Charts are sentences: pick the form that states your finding, use AI to draft the spec, and refuse the visual sins that make executives distrust dashboards.

A chart is not decoration for data — it's a sentence with a claim. 'Gear web refunds tripled after April' is a line chart with a bend. 'The problem is one category' is a bar chart with one tall bar. If you can't say what sentence a chart speaks, the chart isn't done. That single test replaces most visualization theory.
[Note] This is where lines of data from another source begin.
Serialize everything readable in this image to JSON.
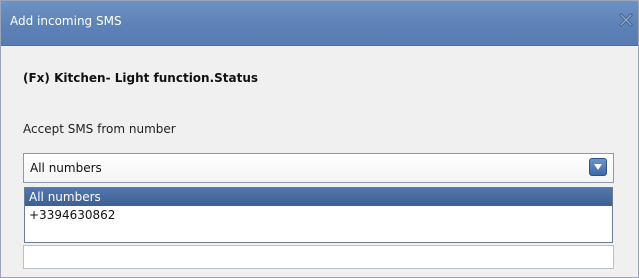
{
  "window": {
    "title": "Add incoming SMS",
    "close_icon": "close-icon"
  },
  "main": {
    "subject": "(Fx) Kitchen- Light function.Status",
    "accept_label": "Accept SMS from number",
    "combo": {
      "selected_value": "All numbers",
      "button_icon": "chevron-down-icon"
    },
    "dropdown_options": [
      {
        "label": "All numbers",
        "selected": true
      },
      {
        "label": "+3394630862",
        "selected": false
      }
    ]
  },
  "colors": {
    "titlebar": "#5c82b7",
    "selected_option": "#4a6ea3",
    "dialog_background": "#f0f0f0"
  }
}
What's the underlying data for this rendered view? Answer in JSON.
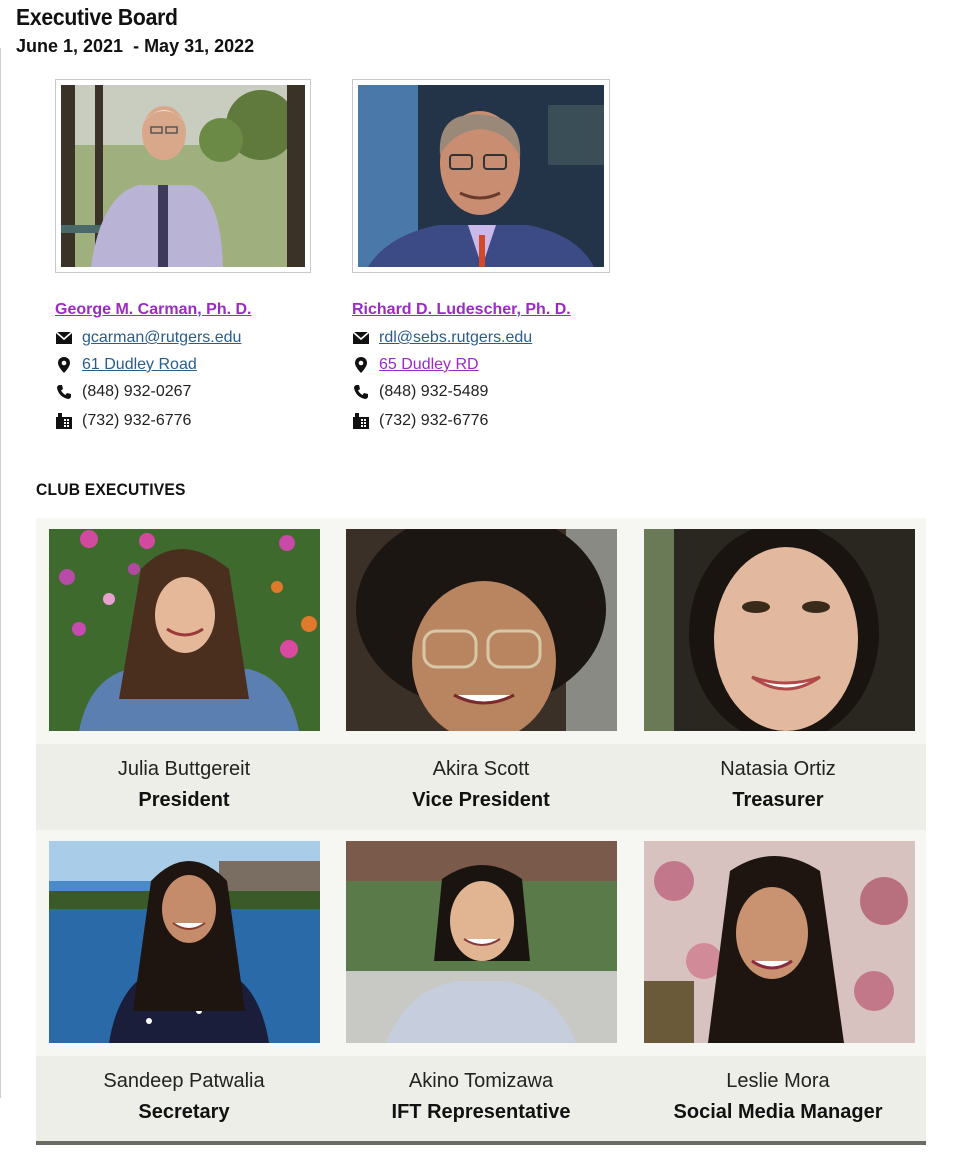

  • Change over time → line. The workhorse of 'when did it start' claims. Mark the bend (the April vertical line with a label beats a caption paragraph).
  • Comparison across categories → horizontal bar, sorted by value, the interesting bar highlighted, everything else gray. Sorted-and-highlighted is half of all chart craft.
  • Composition → stacked bar for a few parts; never pie beyond three slices. Your refund-reason mix over months is a stacked bar that tells the whole mechanism story in one image.
  • Relationship → scatter. Rare in BA decks, devastating when apt (packaging weight vs. damage rate, if you get the audit data).
  • A single number that matters → just the number, huge, with its comparison ('19.1% — was 8.0% in March'). The most under-used chart type is no chart.

AI's role: draftsman and critic, not artist

Prompt to try

I need to show: [the claim, e.g. 'Gear web refund rate tripled starting April while store stayed flat']. Audience: COO, 10 seconds of attention. Recommend the chart form, what goes on each axis, what gets highlighted vs. grayed, the annotation text at the bend, and the title AS THE CLAIM (not 'Refund rates by channel' but the finding itself). Then tell me what the second-best chart would be and why yours beats it.

Titles-as-claims is the highest-leverage habit in this lesson: 'Gear web refunds tripled after the April packaging switch' as a title does more work than any amount of chart polish.

AI is also a ruthless chart critic: paste a screenshot or describe your draft and ask 'what will a skeptical reader misread here?' It reliably catches truncated axes implying drama the data doesn't have, dual axes implying correlation, and rainbow categories implying meaning that isn't there — the three sins that make numerate executives stop trusting your slides.

The honesty rules are not optional

Bar charts start at zero (bars encode length; truncation lies). Line charts may zoom, but say so. Never plot two metrics on two y-axes to imply they move together. One deliberate-looking distortion, caught once, taxes every chart you show that audience forever. AI will happily generate dishonest charts if asked for 'impact' — the ethics live with the analyst.